Jakarta, Goodcar.id - Penjualan mobil listrik di Singapura turun? Minat konsumen terhadap mobil listrik di Singapura menunjukkan tren penurunan.
Laporan terbaru EY Mobility Consumer Index (MCI) 2025 mengungkap adanya pergeseran preferensi pembeli kendaraan, yang kini mulai kembali mempertimbangkan mobil bermesin pembakaran internal atau internal combustion engine (ICE).
Berdasarkan survei EY yang dirilis pada 9 Januari 2026, sebanyak 32 persen responden di Singapura menyatakan berencana membeli mobil ICE dalam 24 bulan ke depan. Angka tersebut naik dibandingkan tahun sebelumnya yang berada di level 26 persen. Sebaliknya, minat pembelian mobil listrik (EV) turun cukup tajam, dari 73 persen pada 2024 menjadi 58 persen pada 2025.

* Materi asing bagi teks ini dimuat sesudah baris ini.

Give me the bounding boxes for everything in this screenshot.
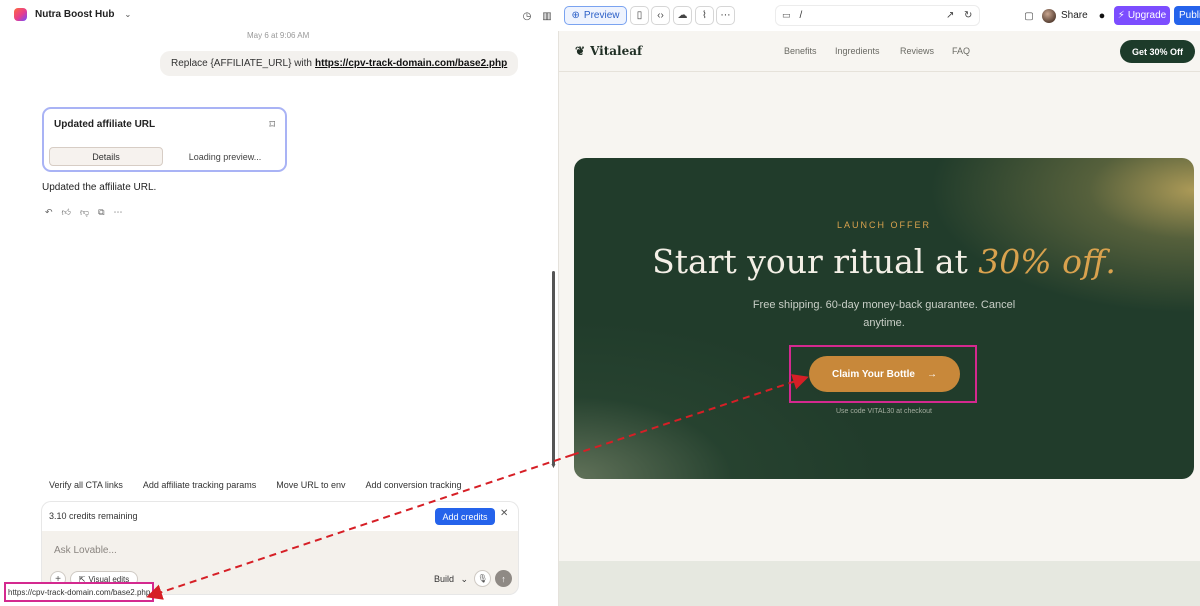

EY mencatat, perubahan ini mencerminkan sikap konsumen yang semakin realistis dalam menilai kesiapan ekosistem kendaraan listrik, meskipun Singapura dikenal sebagai salah satu negara dengan kebijakan elektrifikasi transportasi yang progresif di Asia Tenggara.
Kekhawatiran Infrastruktur Jadi Faktor Penentu
Salah satu penyebab utama turunnya minat terhadap mobil listrik adalah persoalan pengisian daya. Dalam laporan EY Mobility Consumer Index 2025, 56 persen responden menyebut kualitas dan interoperabilitas charger publik sebagai hambatan utama adopsi EV. Artinya, konsumen masih menilai pengalaman pengisian daya belum sepenuhnya praktis dan konsisten.
Selain itu, biaya penggantian baterai juga menjadi kekhawatiran signifikan, disebut oleh 42 persen responden. Sementara 40 persen responden lainnya menyoroti keterbatasan infrastruktur pengisian daya, terutama dalam konteks penggunaan harian dan perjalanan jarak jauh.
Faktor-faktor ini menunjukkan bahwa harga kendaraan saja tidak cukup menjadi penentu keputusan pembelian EV. Biaya kepemilikan jangka panjang dan kenyamanan penggunaan tetap menjadi pertimbangan utama konsumen.
Di sisi lain, proses pembelian kendaraan di Singapura masih sangat bergantung pada diler fisik. EY mencatat 49 persen responden lebih memilih menyelesaikan transaksi pembelian secara langsung, meskipun angka ini menurun dibandingkan 65 persen pada 2024.
Menurut EY, konsumen tetap mengandalkan interaksi tatap muka untuk mendapatkan penjelasan menyeluruh terkait spesifikasi kendaraan, opsi pembiayaan, hingga pertimbangan kepemilikan jangka panjang. Hal ini berlaku baik untuk mobil listrik maupun kendaraan bermesin konvensional.
Penurunan minat terhadap mobil listrik di Singapura menjadi sinyal penting bagi industri otomotif dan pembuat kebijakan. Meski transisi menuju kendaraan listrik terus didorong, laporan EY menunjukkan bahwa kepercayaan konsumen masih sangat dipengaruhi oleh kesiapan infrastruktur dan biaya nyata yang harus ditanggung pemilik kendaraan.
Bagi pabrikan dan pemerintah, hasil survei ini menegaskan bahwa percepatan adopsi EV tidak hanya soal insentif, tetapi juga soal memastikan pengalaman penggunaan yang praktis, terjangkau, dan bebas kekhawatiran bagi konsumen.